DoD is scheduled to release a manual on these guidelines this summer, said Ed Kaufhold, information security chief for the Defense Under Secretary of Intelligence, in an interview with The Federal Drive with Emily Kopp and Jared Serbu.

In 2009, President Barack Obama issued an executive order calling for a “uniform system” for classifying and declassifying national security information.

The order created the National Declassification Center within the National Archives and Records Administration to streamline the declassification process. The center, however, currently faces a backlog of 400 million pages that must be declassified by the end of 2013.

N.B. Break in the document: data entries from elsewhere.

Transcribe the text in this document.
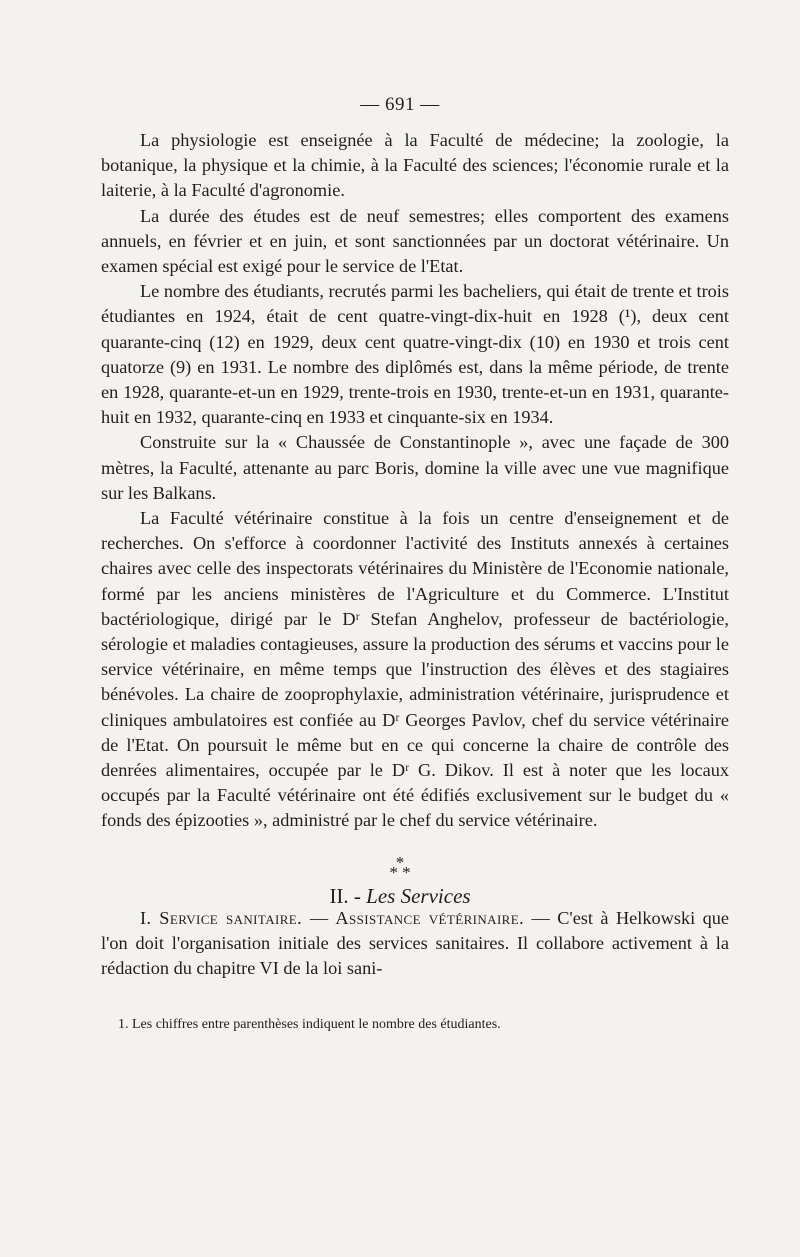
— 691 —

La physiologie est enseignée à la Faculté de médecine; la zoologie, la botanique, la physique et la chimie, à la Faculté des sciences; l'économie rurale et la laiterie, à la Faculté d'agronomie.

La durée des études est de neuf semestres; elles comportent des examens annuels, en février et en juin, et sont sanctionnées par un doctorat vétérinaire. Un examen spécial est exigé pour le service de l'Etat.

Le nombre des étudiants, recrutés parmi les bacheliers, qui était de trente et trois étudiantes en 1924, était de cent quatre-vingt-dix-huit en 1928 (¹), deux cent quarante-cinq (12) en 1929, deux cent quatre-vingt-dix (10) en 1930 et trois cent quatorze (9) en 1931. Le nombre des diplômés est, dans la même période, de trente en 1928, quarante-et-un en 1929, trente-trois en 1930, trente-et-un en 1931, quarante-huit en 1932, quarante-cinq en 1933 et cinquante-six en 1934.

Construite sur la « Chaussée de Constantinople », avec une façade de 300 mètres, la Faculté, attenante au parc Boris, domine la ville avec une vue magnifique sur les Balkans.

La Faculté vétérinaire constitue à la fois un centre d'enseignement et de recherches. On s'efforce à coordonner l'activité des Instituts annexés à certaines chaires avec celle des inspectorats vétérinaires du Ministère de l'Economie nationale, formé par les anciens ministères de l'Agriculture et du Commerce. L'Institut bactériologique, dirigé par le Dʳ Stefan Anghelov, professeur de bactériologie, sérologie et maladies contagieuses, assure la production des sérums et vaccins pour le service vétérinaire, en même temps que l'instruction des élèves et des stagiaires bénévoles. La chaire de zooprophylaxie, administration vétérinaire, jurisprudence et cliniques ambulatoires est confiée au Dʳ Georges Pavlov, chef du service vétérinaire de l'Etat. On poursuit le même but en ce qui concerne la chaire de contrôle des denrées alimentaires, occupée par le Dʳ G. Dikov. Il est à noter que les locaux occupés par la Faculté vétérinaire ont été édifiés exclusivement sur le budget du « fonds des épizooties », administré par le chef du service vétérinaire.

*
* *
II. - Les Services

I. Service sanitaire. — Assistance vétérinaire. — C'est à Helkowski que l'on doit l'organisation initiale des services sanitaires. Il collabore activement à la rédaction du chapitre VI de la loi sani-

1. Les chiffres entre parenthèses indiquent le nombre des étudiantes.
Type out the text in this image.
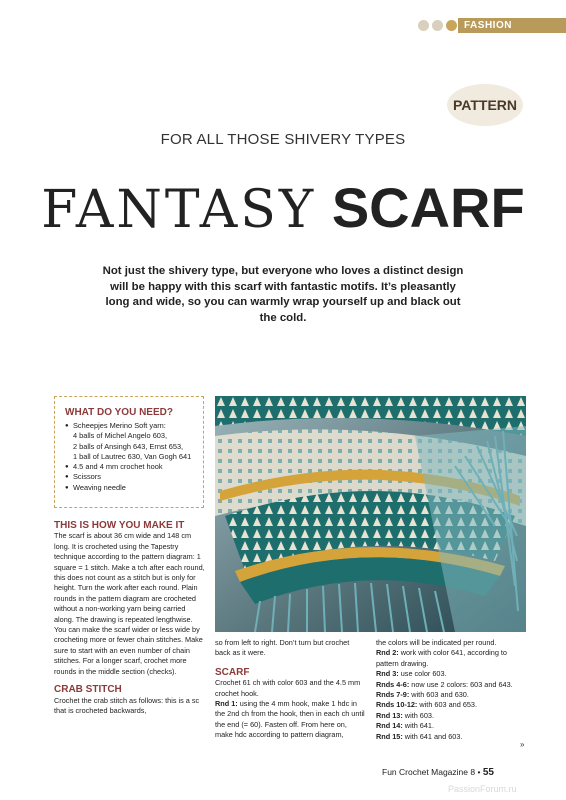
FASHION
PATTERN
FOR ALL THOSE SHIVERY TYPES
FANTASY SCARF
Not just the shivery type, but everyone who loves a distinct design will be happy with this scarf with fantastic motifs. It’s pleasantly long and wide, so you can warmly wrap yourself up and black out the cold.
WHAT DO YOU NEED?
● Scheepjes Merino Soft yarn:
4 balls of Michel Angelo 603,
2 balls of Ansingh 643, Ernst 653,
1 ball of Lautrec 630, Van Gogh 641
● 4.5 and 4 mm crochet hook
● Scissors
● Weaving needle
THIS IS HOW YOU MAKE IT

The scarf is about 36 cm wide and 148 cm long. It is crocheted using the Tapestry technique according to the pattern diagram: 1 square = 1 stitch. Make a tch after each round, this does not count as a stitch but is only for height. Turn the work after each round. Plain rounds in the pattern diagram are crocheted without a non-working yarn being carried along. The drawing is repeated lengthwise. You can make the scarf wider or less wide by crocheting more or fewer chain stitches. Make sure to start with an even number of chain stitches. For a longer scarf, crochet more rounds in the middle section (checks).

CRAB STITCH

Crochet the crab stitch as follows: this is a sc that is crocheted backwards,

so from left to right. Don’t turn but crochet back as it were.

SCARF

Crochet 61 ch with color 603 and the 4.5 mm crochet hook.

Rnd 1: using the 4 mm hook, make 1 hdc in the 2nd ch from the hook, then in each ch until the end (= 60). Fasten off. From here on, make hdc according to pattern diagram,

the colors will be indicated per round.

Rnd 2: work with color 641, according to pattern drawing.

Rnd 3: use color 603.

Rnds 4-6: now use 2 colors: 603 and 643.

Rnds 7-9: with 603 and 630.

Rnds 10-12: with 603 and 653.

Rnd 13: with 603.

Rnd 14: with 641.

Rnd 15: with 641 and 603.

»
Fun Crochet Magazine 8 • 55
PassionForum.ru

“Getting that information finally evaluated and released to the American public — that’s the biggest piece of openness we can really point to from this,” Kaufhold said.

The executive order also set up the Fundamental Classification Guidance Review, directing agencies to determine which information they need to classify. Kaufhold said DoD has made “enormous strides” in updating nearly 1,800 security classification guidelines as a result of FCGR.

DoD is on track to release a final report on its guidelines this summer to the Information Security Oversight Office. Producing this manual took a “very, very large effort” and incorporated about 800 comments from about 40 component organizations in DoD, Kaufhold said.

“We can’t afford unnecessary secrecy, but we have to have at least some of it,” Kaufhold said. “That’s our challenge in a nutshell.”